Fadipe also referenced last year’s controversy involving the Enugu Electricity Regulatory Commission.

“The wholesale market remains a federal government market. Any decision for states to pay 10 or 20 per cent would have to be voluntary. It cannot be by federal directive,” he said.

He added, “The Enugu issue is clear. Enugu could not ask for a subsidy on a product it does not control. If it wants to do so, it must be prepared to pay the differential.”

FAAC Deductions May Spark Conflict – Expert
An electricity market expert, Lanre Elatuyi, said the Federal Government could only enforce such a policy through direct deductions from states’ allocations via the Federation Account Allocation Committee (FAAC).

However, he warned that this could trigger disputes.
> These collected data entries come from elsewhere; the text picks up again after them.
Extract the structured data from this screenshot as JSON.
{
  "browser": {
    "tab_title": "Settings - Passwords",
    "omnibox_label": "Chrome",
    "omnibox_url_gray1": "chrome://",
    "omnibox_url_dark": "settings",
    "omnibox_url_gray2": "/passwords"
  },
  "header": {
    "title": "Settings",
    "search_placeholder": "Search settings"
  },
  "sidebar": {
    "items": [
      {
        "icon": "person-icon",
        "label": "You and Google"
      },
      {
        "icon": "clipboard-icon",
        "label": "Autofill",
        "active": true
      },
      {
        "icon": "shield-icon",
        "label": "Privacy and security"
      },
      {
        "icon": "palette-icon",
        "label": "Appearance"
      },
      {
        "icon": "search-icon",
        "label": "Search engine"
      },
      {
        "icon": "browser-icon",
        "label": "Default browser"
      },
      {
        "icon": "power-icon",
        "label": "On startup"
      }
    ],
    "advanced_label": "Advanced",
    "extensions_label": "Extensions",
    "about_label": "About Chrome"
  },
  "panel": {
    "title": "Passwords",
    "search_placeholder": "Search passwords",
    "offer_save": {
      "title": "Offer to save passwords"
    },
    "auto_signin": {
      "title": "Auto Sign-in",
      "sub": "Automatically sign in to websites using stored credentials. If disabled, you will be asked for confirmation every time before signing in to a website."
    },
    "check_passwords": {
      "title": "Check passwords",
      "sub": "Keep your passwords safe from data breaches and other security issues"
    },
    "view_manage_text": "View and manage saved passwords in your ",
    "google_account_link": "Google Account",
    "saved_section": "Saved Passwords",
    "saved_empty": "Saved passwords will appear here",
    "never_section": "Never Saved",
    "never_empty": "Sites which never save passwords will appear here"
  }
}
“States will need accurate data on the volume of electricity consumed within their jurisdictions,” he said.

Elatuyi added that while it was fair for states to contribute, flexibility was crucial.

“The level of debt in the power sector has shown that the Federal Government alone can no longer shoulder the burden. States can decide the percentage of subsidy they are willing to pay, especially since the Electricity Act empowers them to establish and regulate their own electricity markets,” he said.